But the fight goes on, and it is my impression that activists in the region and in the diaspora are more determined, more organized, and more productive than before. Theirs is a frustrating, uphill, long-term battle, but people are not giving up.

In late August of this year Prijedor ’92, the local organization of concentration camp survivors, wrote a public letter to Mayor Pavić requesting the construction of a memorial center at the location of the wartime camp at Omarska.
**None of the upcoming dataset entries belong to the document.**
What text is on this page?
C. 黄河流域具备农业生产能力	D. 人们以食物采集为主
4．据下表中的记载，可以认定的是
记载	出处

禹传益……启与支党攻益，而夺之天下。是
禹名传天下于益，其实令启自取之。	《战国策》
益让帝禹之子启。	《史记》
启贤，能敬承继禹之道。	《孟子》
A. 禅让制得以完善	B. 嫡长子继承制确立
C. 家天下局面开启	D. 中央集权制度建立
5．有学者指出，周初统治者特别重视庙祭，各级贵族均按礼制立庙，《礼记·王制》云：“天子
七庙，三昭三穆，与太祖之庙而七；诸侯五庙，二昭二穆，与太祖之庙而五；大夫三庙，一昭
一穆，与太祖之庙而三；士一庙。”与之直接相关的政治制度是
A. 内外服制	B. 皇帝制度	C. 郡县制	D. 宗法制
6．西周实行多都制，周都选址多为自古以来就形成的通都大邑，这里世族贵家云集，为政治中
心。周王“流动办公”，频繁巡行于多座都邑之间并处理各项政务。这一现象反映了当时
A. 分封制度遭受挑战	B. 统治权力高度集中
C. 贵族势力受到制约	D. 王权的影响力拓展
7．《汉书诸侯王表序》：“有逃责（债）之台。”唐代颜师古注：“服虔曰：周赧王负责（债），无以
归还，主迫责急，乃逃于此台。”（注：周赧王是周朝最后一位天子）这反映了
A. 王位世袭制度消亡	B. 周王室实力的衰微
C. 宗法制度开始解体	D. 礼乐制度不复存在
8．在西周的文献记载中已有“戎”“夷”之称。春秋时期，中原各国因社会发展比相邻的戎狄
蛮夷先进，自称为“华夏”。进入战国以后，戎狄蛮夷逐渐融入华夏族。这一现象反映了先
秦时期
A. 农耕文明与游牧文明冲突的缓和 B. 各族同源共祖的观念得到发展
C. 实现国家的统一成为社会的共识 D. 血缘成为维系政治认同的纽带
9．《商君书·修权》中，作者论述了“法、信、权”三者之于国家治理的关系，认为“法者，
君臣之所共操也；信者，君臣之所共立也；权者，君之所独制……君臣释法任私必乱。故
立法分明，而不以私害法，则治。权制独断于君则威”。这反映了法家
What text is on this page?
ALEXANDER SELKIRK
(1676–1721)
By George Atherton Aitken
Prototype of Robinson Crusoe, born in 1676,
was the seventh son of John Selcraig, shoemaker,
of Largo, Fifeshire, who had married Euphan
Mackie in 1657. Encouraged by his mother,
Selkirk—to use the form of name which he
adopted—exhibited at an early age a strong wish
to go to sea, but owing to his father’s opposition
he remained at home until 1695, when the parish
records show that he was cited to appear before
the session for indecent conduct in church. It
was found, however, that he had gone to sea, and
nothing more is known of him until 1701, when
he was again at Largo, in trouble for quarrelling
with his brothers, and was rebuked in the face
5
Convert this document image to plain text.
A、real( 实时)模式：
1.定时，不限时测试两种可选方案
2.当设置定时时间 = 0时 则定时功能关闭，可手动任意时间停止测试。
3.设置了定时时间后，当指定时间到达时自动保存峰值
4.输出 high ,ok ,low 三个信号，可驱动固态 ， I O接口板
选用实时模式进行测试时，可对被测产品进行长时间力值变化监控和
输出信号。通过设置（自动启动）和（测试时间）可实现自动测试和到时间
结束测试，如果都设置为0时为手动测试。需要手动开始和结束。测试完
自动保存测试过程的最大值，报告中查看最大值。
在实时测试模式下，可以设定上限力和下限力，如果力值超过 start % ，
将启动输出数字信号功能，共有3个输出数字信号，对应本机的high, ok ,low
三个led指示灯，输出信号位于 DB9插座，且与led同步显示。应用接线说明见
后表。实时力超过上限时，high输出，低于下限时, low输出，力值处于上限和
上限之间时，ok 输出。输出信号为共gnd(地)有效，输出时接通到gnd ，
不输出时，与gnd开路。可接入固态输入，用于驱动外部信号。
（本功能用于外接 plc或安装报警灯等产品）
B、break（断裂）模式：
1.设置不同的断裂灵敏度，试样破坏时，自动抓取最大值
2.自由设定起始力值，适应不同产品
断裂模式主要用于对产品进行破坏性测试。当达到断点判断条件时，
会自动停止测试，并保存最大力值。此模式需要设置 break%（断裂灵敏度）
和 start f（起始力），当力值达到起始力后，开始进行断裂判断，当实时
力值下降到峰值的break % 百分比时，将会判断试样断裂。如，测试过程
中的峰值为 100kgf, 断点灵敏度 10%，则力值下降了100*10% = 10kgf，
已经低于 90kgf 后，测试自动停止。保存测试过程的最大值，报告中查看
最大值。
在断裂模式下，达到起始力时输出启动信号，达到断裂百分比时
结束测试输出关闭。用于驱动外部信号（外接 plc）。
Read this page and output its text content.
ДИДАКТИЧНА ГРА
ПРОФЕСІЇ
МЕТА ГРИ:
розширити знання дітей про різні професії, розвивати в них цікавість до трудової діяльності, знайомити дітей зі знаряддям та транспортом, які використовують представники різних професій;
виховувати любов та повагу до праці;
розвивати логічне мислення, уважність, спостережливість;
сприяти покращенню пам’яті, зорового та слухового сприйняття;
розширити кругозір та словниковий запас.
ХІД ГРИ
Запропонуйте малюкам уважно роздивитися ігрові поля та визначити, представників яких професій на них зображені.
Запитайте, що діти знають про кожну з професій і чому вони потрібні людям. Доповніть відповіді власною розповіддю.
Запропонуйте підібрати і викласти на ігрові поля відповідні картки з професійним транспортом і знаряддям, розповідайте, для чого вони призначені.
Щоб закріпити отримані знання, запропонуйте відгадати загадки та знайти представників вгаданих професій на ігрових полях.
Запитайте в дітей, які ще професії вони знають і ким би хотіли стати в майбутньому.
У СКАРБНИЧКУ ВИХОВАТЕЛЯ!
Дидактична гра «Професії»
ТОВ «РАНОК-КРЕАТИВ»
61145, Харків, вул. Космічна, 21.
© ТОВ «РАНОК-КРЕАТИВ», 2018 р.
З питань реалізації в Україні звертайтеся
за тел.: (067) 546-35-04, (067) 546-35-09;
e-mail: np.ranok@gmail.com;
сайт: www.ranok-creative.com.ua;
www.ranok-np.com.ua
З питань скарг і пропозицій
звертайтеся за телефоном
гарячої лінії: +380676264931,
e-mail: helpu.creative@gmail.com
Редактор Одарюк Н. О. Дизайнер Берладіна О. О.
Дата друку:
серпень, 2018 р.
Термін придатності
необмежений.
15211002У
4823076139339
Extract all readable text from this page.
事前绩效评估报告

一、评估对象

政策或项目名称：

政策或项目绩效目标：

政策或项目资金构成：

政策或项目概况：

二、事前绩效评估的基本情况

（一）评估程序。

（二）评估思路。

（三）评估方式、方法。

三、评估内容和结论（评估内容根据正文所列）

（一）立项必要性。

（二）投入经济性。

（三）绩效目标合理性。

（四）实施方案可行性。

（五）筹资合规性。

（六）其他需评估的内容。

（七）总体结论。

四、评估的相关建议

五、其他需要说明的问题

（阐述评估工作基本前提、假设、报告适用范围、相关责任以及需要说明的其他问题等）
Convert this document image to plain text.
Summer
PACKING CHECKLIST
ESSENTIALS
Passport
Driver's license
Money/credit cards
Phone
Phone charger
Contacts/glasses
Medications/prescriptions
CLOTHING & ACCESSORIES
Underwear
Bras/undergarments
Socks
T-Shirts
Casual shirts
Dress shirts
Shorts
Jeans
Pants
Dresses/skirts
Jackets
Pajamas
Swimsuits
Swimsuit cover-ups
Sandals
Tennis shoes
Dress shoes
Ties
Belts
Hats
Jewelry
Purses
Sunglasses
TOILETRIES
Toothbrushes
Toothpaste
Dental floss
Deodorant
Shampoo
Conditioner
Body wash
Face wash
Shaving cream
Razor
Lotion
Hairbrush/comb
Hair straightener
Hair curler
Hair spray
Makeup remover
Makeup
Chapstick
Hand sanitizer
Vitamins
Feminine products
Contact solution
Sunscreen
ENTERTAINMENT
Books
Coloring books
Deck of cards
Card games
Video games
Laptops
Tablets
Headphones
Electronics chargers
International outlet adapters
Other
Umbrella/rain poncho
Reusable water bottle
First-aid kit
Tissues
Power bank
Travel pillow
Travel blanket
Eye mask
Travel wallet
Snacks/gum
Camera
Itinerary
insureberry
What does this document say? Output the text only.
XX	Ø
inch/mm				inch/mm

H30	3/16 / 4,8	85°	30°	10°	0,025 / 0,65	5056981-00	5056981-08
Among other things, the letter stated that “addressing the past and acknowledgment of our history is one of the most crucial conditions for the construction of a stable future. [So we call for] an appropriate monument that recalls the civilian victims from our city, which would serve as a memorial and educational center; thus we ask you to issue an approval for the construction of such a memorial center at the former camp of Omarska…with this act the city of Prijedor would show that it regards all victims in the past war as equals. The necessity of marking this place with a monument is based on the fact of more than seven hundred innocent citizens murdered in the camp at Omarska.”

Ancient kula (tower) in Kozarac

A few days into August I arrived in Kozarac and met up with Satko, a native of that town, now living in the diaspora, but back in Bosnia to visit for part of the summer. We caught up on news since I had seen him last. We drove to a nearby village and, as we were crossing the main road from Prijedor to Banja Luka, Satko pointed at a building and said, “This was a factory before the war. There, Serbs killed about ten Muslim policemen from Kozarac on the first day after Kozarac surrendered, on May 26th, 1992. They [the Muslim policemen] did not fight; they were just arrested and shot. Some of their children were passing by as their fathers were brought to this place to be killed. Now it is a shoe factory.

“Around the same time, they took other people captive and loaded them up into six buses. Two of those buses were taken to the concentration camp at Keraterm.”

Satko introduced me to his young friend Geerlof, a remarkable high school student. Geerlof was visiting from Holland for the first time. He had become inspired to travel to Bosnia and to learn more about the place, after having finished an unusually ambitious student project for his class. He had the opportunity to enter a national contest for the best essay, and he decided that he wanted to win this contest.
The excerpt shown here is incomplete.